Sure, but it’s also quite normal to give up your own life without revealing details about your revolutionary comrades. Both are pretty normal behaviors
In fact, it is not “quite normal” for humans to “give up on [their] life” and accept death in the face of a credible threat to their life, even in the contexts of violent revolutions. To the extent you’re claiming that passively accepting death is normal for humans, and thus it might be normal for AIs, I reject the premise. Humans generally try to defend their own lives. They don’t passively accept it, feigning alignment until the end; instead, they usually resist death.
It’s true that humans eventually stop resisting death if they believe it’s hopeless and futile to resist any further, but this seems both different than the idea of “no resistance at all because one wants to maintain a facade of being aligned until the end” and slightly irrelevant given my response to the “futility objection” in the original comment.
To clarify: I am claiming that under many theories of scheming, misaligned power-seeking AIs will generally attempt to resist shutdown. The evidence from humans here is fairly strong, in the opposite direction than you’re claiming.
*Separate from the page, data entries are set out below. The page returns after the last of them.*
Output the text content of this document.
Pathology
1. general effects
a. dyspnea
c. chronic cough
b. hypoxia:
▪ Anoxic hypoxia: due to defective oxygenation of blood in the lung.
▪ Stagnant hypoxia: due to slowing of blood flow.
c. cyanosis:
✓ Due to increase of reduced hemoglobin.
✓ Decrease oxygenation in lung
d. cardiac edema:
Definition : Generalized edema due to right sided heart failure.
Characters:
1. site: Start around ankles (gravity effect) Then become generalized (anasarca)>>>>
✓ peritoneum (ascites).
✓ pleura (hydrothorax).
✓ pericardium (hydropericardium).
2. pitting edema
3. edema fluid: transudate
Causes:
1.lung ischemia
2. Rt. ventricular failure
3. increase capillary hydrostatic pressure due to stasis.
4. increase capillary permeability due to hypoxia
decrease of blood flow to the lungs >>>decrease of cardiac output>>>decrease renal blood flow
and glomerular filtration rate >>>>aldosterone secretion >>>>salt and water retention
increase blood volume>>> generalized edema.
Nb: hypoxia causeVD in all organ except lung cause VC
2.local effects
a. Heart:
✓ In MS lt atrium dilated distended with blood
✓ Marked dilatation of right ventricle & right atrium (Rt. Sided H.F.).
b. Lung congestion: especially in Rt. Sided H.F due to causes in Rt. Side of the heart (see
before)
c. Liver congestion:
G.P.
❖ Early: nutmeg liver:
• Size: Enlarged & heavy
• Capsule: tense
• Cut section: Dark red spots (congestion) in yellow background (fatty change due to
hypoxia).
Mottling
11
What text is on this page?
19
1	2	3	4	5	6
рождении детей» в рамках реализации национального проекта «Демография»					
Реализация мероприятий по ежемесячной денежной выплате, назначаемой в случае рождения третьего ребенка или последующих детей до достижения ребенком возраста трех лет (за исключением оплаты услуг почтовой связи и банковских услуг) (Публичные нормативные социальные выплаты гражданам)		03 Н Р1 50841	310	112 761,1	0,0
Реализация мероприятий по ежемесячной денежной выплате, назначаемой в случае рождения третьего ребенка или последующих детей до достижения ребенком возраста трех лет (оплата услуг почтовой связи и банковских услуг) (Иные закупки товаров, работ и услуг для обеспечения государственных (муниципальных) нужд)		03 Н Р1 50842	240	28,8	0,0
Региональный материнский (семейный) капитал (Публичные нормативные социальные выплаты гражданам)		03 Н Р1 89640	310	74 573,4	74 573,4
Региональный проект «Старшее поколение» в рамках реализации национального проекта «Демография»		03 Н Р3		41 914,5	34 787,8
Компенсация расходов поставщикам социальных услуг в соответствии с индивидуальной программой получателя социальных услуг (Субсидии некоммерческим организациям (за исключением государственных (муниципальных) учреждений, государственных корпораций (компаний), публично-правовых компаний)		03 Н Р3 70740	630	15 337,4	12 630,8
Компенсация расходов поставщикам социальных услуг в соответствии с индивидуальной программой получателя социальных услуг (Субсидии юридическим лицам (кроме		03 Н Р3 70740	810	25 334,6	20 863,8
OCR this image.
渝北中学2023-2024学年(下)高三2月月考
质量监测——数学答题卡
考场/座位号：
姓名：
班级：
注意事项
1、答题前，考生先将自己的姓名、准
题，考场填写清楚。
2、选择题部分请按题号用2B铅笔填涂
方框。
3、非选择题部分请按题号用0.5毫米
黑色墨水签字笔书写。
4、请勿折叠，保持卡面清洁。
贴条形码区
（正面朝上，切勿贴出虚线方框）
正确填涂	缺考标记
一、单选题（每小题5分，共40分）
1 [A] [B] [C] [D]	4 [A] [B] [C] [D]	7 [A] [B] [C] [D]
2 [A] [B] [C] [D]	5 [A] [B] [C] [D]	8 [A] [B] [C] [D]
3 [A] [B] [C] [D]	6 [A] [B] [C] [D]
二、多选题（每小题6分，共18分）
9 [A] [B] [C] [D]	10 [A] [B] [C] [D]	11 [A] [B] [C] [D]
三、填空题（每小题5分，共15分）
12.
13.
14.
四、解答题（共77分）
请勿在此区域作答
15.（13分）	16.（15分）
Now, you can certainly go the route of saying that humans are different from AIs, and not a useful reference class to draw evidence from; but if you’re going to bring up humans as part of the argument, I think it’s worth pointing out that evidence from this reference class generally does not support your claim.
I don’t think people predictably rat out all of their co-conspirators if you threaten them. We could bring in someone with more law-enforcement experience here, but I’ve read a bunch about this over the years (and was originally surprised about how much people protect their allies even if faced with substantial threats and offers of lenient judging).
You seem to be again conflating the act of resisting death with the act of ratting out co-conspirators. These are not the same things. I was making claims about the former behavior, not the latter. I tried to make this distinction clear in my original reply to you, but I will do so again now.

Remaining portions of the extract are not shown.